The closing question—what Slogan, what epic hymn for Party Card holders—is almost sneering, but it’s also uneasy. The speaker can’t fully abandon the desire for collective transformation; he keeps asking for words that could move masses. Yet he recoils from how quickly mass politics becomes credentialed membership, a Party Card identity that substitutes for inner freedom. That is the poem’s central knot: beauty might require community and shared effort, but government (and even revolutionary government) turns community into administration.

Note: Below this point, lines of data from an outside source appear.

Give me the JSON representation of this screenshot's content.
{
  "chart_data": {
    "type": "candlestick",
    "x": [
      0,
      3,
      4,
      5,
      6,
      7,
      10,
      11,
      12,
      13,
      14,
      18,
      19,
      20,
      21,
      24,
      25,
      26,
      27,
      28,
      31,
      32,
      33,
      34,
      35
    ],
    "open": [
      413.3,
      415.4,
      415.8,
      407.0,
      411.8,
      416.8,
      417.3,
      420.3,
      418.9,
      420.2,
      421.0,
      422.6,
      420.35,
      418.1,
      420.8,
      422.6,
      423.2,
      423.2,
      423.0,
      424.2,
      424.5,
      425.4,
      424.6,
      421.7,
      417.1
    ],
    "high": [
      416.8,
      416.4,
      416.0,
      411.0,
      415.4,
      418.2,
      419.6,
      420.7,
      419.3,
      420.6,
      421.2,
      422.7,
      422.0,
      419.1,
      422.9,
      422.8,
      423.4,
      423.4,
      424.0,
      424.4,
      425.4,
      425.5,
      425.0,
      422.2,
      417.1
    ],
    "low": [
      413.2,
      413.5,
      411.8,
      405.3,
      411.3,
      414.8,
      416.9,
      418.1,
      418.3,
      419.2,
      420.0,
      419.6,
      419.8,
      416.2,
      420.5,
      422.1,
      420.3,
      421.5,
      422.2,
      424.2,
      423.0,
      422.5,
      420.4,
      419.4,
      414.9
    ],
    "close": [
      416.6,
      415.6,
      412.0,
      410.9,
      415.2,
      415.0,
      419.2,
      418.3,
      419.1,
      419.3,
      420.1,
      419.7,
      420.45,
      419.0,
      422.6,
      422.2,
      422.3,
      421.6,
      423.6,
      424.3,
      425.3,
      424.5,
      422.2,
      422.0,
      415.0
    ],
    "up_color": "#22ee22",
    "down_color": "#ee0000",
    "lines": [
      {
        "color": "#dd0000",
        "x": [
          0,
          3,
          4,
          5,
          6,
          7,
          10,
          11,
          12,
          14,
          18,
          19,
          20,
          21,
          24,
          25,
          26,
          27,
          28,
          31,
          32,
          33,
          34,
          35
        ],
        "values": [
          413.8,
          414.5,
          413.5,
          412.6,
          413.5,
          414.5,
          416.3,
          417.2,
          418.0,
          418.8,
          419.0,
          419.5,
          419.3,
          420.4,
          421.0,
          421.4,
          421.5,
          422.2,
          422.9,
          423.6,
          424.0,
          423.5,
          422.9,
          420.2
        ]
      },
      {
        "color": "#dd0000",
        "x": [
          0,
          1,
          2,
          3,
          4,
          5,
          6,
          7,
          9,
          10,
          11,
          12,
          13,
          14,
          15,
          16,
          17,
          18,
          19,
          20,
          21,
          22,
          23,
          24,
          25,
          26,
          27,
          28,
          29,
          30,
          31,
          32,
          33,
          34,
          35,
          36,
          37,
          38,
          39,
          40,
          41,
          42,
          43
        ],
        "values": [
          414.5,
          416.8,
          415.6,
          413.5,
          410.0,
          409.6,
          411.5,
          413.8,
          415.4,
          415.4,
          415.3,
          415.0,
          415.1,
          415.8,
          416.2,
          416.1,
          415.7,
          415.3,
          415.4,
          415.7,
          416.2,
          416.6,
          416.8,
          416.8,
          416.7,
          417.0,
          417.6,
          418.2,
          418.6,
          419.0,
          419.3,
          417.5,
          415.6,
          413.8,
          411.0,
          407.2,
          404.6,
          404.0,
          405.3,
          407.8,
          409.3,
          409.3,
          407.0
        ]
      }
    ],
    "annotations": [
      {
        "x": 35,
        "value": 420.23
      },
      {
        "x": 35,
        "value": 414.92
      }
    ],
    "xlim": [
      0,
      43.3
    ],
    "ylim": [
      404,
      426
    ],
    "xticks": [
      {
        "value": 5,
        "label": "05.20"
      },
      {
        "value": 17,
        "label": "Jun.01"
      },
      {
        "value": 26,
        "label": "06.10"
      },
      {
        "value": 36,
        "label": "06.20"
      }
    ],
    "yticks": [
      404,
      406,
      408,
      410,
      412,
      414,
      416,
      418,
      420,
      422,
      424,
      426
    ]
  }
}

A sharp question the poem won’t let go of

If the only available languages are the language of private Eden and the language of public slogans, where can a person speak from? The poem keeps offering mentors—Dalton, Rimbaud, Lenin, Khlebnikov, Mayakovsky—but each one is pictured in extremity: chattering teeth, an amputated leg, a stroked brain, a sunlit stomach, a bullet. It’s as if the speaker is admitting that in the modern world, advice about conduct only becomes honest at the edge of breakdown.

Beauty as the refusal to become cold

By ending on the phrase seeking beauty against Government, the poem doesn’t present beauty as decoration or escape. Beauty is closer to a moral temperature: the opposite of the coldly watching aides, the opposite of the bureaucratic battlefield, the opposite of killing made procedural. The speaker’s frantic name-calling across history is a way of testing whether any revolution can stay warm—whether any future can be built without turning people into organs of a system. The poem’s bleak suggestion is that government will always try to metabolize beauty into doctrine; the stubborn counter-suggestion is that the very act of asking these questions—wildly, bodily, irreverently—is one way beauty keeps breathing.